The input format for the embeddings is raw text, for example:

island 1.4738 0.097269 -0.87687 0.95299 -0.17249 0.10427 -1.1632 ...

Embeddings in binary formats must be converted. Supported formats are word2vec- and BERT-compliant.

The input format for the cognitive data source is also raw text, and all feature values are scale between 0 and 1.

EEG example:

word e1 e2 e3 e4 e5 ...
his 0.5394774791900334 0.4356708610374691 0.523294558226597 0.5059544824545096 0.466957449316214 ...

fMRI example:

word v0 v1 v2 v3 ...
beginning 0.3585450775710978 0.43270347838578155 0.7947947579149615 ...

Eye-tracking example:

word WORD_FIXATION_COUNT WORD_GAZE_DURATION WORD_FIRST_FIXATION_DURATION ...
the 0.1168531943034873 0.11272377054039184 0.25456297601240524 ...

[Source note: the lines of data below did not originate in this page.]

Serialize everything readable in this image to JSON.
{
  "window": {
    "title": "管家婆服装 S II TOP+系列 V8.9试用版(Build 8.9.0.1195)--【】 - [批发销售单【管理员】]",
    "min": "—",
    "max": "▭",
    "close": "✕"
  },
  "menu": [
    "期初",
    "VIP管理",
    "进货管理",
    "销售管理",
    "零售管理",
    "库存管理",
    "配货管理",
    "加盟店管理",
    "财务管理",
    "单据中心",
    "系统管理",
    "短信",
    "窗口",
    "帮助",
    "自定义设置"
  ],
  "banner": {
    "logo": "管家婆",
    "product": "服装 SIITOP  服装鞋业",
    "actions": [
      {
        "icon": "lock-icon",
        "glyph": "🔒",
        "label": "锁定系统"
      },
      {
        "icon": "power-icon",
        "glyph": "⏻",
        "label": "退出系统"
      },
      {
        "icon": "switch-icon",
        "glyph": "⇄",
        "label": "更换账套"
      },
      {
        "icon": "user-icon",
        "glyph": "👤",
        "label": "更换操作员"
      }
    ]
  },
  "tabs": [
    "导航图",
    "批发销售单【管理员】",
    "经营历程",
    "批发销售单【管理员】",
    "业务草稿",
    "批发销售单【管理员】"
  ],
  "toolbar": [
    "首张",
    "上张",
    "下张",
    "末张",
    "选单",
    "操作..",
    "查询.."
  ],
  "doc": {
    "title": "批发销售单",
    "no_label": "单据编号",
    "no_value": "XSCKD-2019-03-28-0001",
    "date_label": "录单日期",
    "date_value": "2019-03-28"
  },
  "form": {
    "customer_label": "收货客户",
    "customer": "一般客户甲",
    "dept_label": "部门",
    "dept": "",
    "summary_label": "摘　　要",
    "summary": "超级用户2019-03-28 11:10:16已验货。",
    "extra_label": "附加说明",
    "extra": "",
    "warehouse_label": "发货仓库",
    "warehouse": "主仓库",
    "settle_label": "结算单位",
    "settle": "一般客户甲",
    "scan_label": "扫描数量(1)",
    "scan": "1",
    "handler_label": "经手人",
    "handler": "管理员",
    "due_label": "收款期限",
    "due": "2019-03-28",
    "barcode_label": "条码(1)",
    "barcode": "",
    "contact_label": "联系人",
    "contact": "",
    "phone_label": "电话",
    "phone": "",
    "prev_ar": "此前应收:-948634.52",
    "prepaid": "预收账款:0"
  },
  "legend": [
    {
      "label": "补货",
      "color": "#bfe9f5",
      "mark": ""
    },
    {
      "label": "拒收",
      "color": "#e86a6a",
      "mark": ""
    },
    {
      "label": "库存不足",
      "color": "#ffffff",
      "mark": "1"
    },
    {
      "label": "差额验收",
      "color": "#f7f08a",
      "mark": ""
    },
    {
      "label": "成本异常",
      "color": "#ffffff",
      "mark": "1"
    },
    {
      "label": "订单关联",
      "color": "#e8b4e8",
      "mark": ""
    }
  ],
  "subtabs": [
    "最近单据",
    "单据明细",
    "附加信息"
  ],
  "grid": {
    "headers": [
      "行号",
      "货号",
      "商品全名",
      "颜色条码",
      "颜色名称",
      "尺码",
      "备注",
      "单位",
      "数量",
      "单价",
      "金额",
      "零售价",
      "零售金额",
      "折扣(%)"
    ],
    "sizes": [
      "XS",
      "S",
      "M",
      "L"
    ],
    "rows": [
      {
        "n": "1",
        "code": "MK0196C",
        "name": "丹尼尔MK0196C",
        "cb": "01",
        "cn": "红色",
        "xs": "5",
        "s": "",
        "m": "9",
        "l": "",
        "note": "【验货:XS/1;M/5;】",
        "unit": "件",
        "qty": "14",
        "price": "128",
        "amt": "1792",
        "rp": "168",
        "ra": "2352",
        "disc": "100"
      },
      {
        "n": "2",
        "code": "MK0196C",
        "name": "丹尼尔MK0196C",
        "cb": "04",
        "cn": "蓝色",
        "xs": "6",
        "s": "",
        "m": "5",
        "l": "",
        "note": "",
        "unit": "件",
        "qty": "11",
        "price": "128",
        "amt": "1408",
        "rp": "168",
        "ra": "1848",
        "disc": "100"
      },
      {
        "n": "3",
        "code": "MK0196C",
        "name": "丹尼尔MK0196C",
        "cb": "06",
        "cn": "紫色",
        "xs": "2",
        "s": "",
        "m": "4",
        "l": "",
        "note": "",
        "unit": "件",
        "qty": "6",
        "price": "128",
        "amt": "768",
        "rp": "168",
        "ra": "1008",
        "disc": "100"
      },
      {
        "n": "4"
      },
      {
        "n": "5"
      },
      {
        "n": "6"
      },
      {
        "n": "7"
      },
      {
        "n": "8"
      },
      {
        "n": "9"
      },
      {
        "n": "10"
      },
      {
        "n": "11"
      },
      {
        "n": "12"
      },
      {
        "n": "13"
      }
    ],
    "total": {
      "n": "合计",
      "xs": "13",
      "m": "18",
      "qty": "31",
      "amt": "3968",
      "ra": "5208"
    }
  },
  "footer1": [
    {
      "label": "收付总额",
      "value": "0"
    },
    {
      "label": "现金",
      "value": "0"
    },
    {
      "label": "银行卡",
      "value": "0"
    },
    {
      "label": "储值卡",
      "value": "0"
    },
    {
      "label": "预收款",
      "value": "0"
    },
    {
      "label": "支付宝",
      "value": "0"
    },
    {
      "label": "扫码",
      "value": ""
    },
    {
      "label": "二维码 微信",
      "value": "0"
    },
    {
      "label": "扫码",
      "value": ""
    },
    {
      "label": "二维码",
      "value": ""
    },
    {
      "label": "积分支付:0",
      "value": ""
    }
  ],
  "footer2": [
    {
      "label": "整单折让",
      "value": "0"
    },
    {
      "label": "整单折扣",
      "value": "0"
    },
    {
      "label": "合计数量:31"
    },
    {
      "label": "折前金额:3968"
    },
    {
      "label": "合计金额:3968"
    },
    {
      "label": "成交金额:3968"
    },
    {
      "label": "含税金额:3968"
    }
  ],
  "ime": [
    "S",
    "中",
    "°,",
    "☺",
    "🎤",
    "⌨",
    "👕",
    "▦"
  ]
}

All cognitive data sources are freely available for you to download and preprocess.

The fully preprocessed vectors as described in the publication can however be downloaded from the tool, as well as here.

Reference results

The following table contains reference results for the modality EEG for some of the default embeddings that are readily available for import in CogniVal. We recommend including default embeddings in your experiments and validating the results using this table.

N400 Natural Zuco
glove-50 0.07 0.014 0.009
glove-100 0.13 0.023 0.011
glove-200 0.071 0.017 0.013
glove-300 0.066 0.019 0.014
word2vec 0.046 0.017 0.013
fasttext-crawl-subword 0.04 0.013 0.01
fasttext-wikinews-subword 0.036 0.012 0.01

Testing and Development

In order to run the tests, you need to download the test_data and extract the archive into the tests directory. Note that testing coverage is fairly minimal at present time.